# How to get IT job in Australia ??



## mdjunaidali (Apr 6, 2015)

Hi Friends,

This is Junaid. I have got PR for Australia and searching for job in Australia from India as I don't want to quit my job and go to Australia and then do job search. 

I have applied through some Australian job websites, but did not get any response.

My Skill set are : SAP BO, SAP BI/BW, SAP HANA, Oracle sql PLSQL, unix, SAP BODS

If anybody knows how to apply for jobs, please share your thoughts OR if comes to know of any requirement in the above skills, please mail me at mdjunaidali at gmail dotcom

Thanks a lot
Junaid


----------



## Mish (Jan 13, 2013)

It is very rare for someone to get a job without being in Australia.


----------



## kani (Nov 24, 2014)

hi.. you can have a PR of Australia and still stay in India.
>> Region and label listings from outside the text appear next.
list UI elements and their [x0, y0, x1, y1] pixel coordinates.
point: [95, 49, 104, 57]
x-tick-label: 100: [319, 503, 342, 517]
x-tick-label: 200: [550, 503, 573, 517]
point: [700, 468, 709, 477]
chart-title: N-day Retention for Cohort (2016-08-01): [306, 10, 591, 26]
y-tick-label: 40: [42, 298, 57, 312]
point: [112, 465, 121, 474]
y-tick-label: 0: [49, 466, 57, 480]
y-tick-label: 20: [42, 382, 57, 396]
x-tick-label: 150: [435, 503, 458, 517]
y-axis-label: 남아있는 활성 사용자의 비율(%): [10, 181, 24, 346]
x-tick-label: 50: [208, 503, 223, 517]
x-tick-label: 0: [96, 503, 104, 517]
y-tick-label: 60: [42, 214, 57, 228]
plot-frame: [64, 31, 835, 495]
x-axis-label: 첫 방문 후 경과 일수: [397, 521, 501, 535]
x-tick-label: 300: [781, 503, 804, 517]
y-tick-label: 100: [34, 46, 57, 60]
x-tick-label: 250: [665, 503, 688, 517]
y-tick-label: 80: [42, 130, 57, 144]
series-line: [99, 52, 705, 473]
Is that possible? I am planning to apply for Austrailan PR too.. please guide..


----------



## AusIndo (Apr 28, 2015)

mdjunaidali said:


> Hi Friends, This is Junaid. I have got PR for Australia and searching for job in Australia from India as I don't want to quit my job and go to Australia and then do job search. I have applied through some Australian job websites, but did not get any response. My Skill set are : SAP BO, SAP BI/BW, SAP HANA, Oracle sql  PLSQL, unix, SAP BODS If anybody knows how to apply for jobs, please share your thoughts OR if comes to know of any requirement in the above skills, please mail me at mdjunaidali at gmail dotcom Thanks a lot Junaid


Hi Junaid

It's very challenging to secure a position in Australia without having an Australian working experience or not physically being in Australia.

I understand how you feel by not wanting to quit your job before securing one in Australia but then again sometimes you have to bite the bullet and give it a good go!

Moving to another country requires committed adjustments - whatever you decide, don't do it half heartedly!

Wish you all the best!


----------